On Industrial Automation Software Components

Abstract: This thesis deals with Programmable Logic Controller (PLC) programs in the manufacturing industry, that is to say programs that coordinate robots and machines. The last years there has been increased competition and shorter life-cycles of many mass-produced products. This places new requirements also on the PLC programs, which must be easily modifiable and quickly made fully operational. One way to make fast and correct modifications of the PLC programs is to reuse as much code as possible. Composing the PLC program from reusable components is a way to accomplish this reuse. Efficient component reuse requires that it is known how the components should be used and what the components guarantee.
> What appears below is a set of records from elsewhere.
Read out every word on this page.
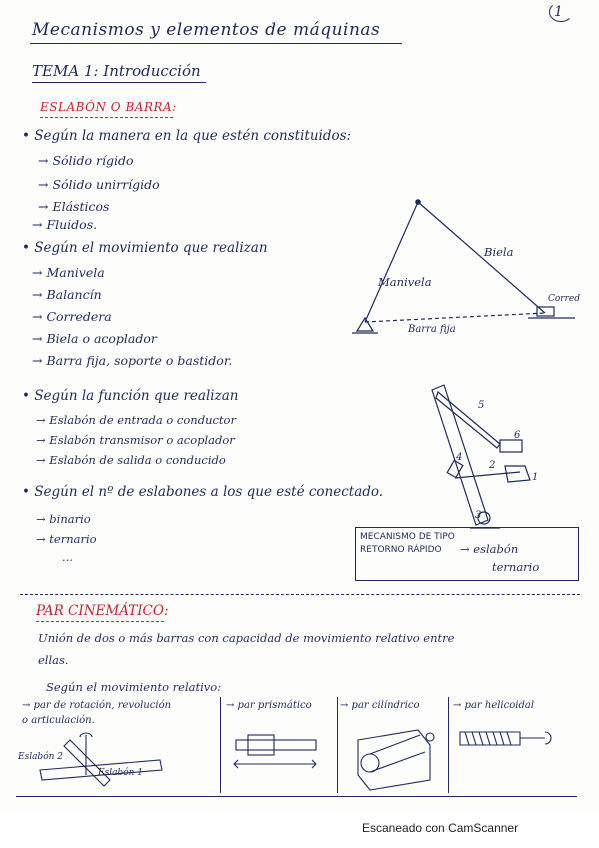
1
Mecanismos y elementos de máquinas
TEMA 1: Introducción
ESLABÓN O BARRA:
• Según la manera en la que estén constituidos:
→ Sólido rígido
→ Sólido unirrígido
→ Elásticos
→ Fluidos.
• Según el movimiento que realizan
→ Manivela
→ Balancín
→ Corredera
→ Biela o acoplador
→ Barra fija, soporte o bastidor.
• Según la función que realizan
→ Eslabón de entrada o conductor
→ Eslabón transmisor o acoplador
→ Eslabón de salida o conducido
• Según el nº de eslabones a los que esté conectado.
→ binario
→ ternario
...
Biela
Manivela
Corred
Barra fija
5
6
4
2
1
3
MECANISMO DE TIPO
RETORNO RÁPIDO → eslabón
ternario
PAR CINEMÁTICO:
Unión de dos o más barras con capacidad de movimiento relativo entre
ellas.
Según el movimiento relativo:
→ par de rotación, revolución
o articulación.
→ par prismático	→ par cilíndrico	→ par helicoidal
Eslabón 2
Eslabón 1
Escaneado con CamScanner
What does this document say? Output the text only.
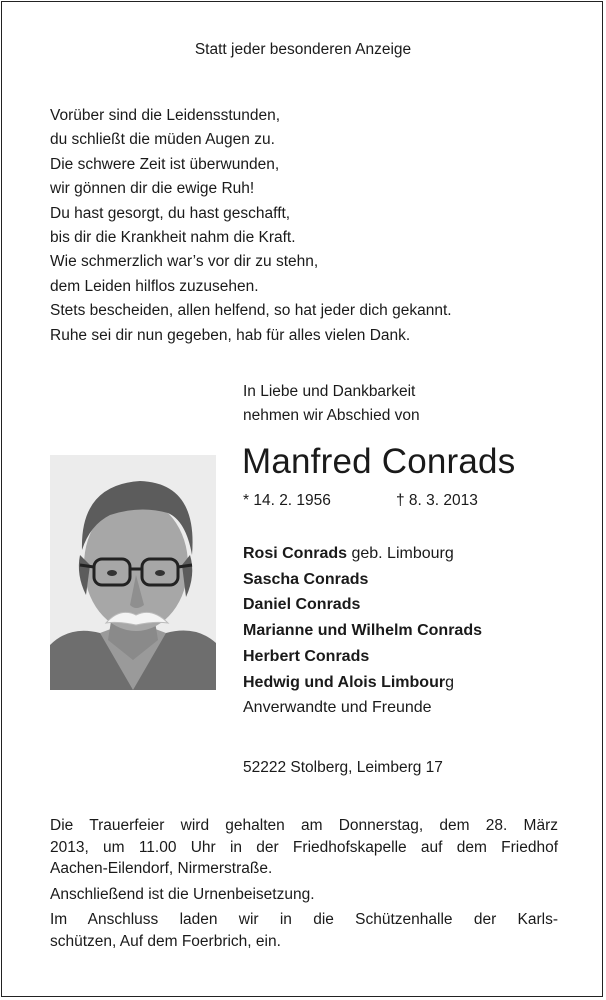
Statt jeder besonderen Anzeige
Vorüber sind die Leidensstunden,
du schließt die müden Augen zu.
Die schwere Zeit ist überwunden,
wir gönnen dir die ewige Ruh!
Du hast gesorgt, du hast geschafft,
bis dir die Krankheit nahm die Kraft.
Wie schmerzlich war’s vor dir zu stehn,
dem Leiden hilflos zuzusehen.
Stets bescheiden, allen helfend, so hat jeder dich gekannt.
Ruhe sei dir nun gegeben, hab für alles vielen Dank.
In Liebe und Dankbarkeit
nehmen wir Abschied von
Manfred Conrads
* 14. 2. 1956	† 8. 3. 2013
Rosi Conrads geb. Limbourg
Sascha Conrads
Daniel Conrads
Marianne und Wilhelm Conrads
Herbert Conrads
Hedwig und Alois Limbourg
Anverwandte und Freunde
52222 Stolberg, Leimberg 17
Die Trauerfeier wird gehalten am Donnerstag, dem 28. März
2013, um 11.00 Uhr in der Friedhofskapelle auf dem Friedhof
Aachen-Eilendorf, Nirmerstraße.
Anschließend ist die Urnenbeisetzung.
Im Anschluss laden wir in die Schützenhalle der Karls-
schützen, Auf dem Foerbrich, ein.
Hence, these requirements and guarantees must be unambiguously specified. It should also be verified that the implementation of the component indeed fulfils the specification. Testing and simulating the component may be helpful in verifying that the specification is fulfilled. However, in many practical situations it is timeconsuming or even impossible to test or simulate all different cases in which the component can be used. An alternative is to use formal verification. Formal verification of the component means to automatically explore all behaviour of the component, to check whether or not the specification is fulfilled. This thesis investigates how PLC program components can be, and currently are, used in industry. The main result is the definition of Reusable Automation Components (RACs). A component's requirements and properties can be formally specified in the RAC. The specification structure is inspired by a concept called Design by Contract. The specification can be expressed using Ladder Diagrams, a common PLC programming language, augmented with syntax for temporal logic. The augmentation is used to describe the order in time in which the states of the component changes, for instance when outputs should change related to certain inputs. The RAC, including the specification, can be translated into input to a tool for formal verification. Examples show that the RACs may help the users to find errors and inconsistencies within the components, making it easier to do modifications of the code.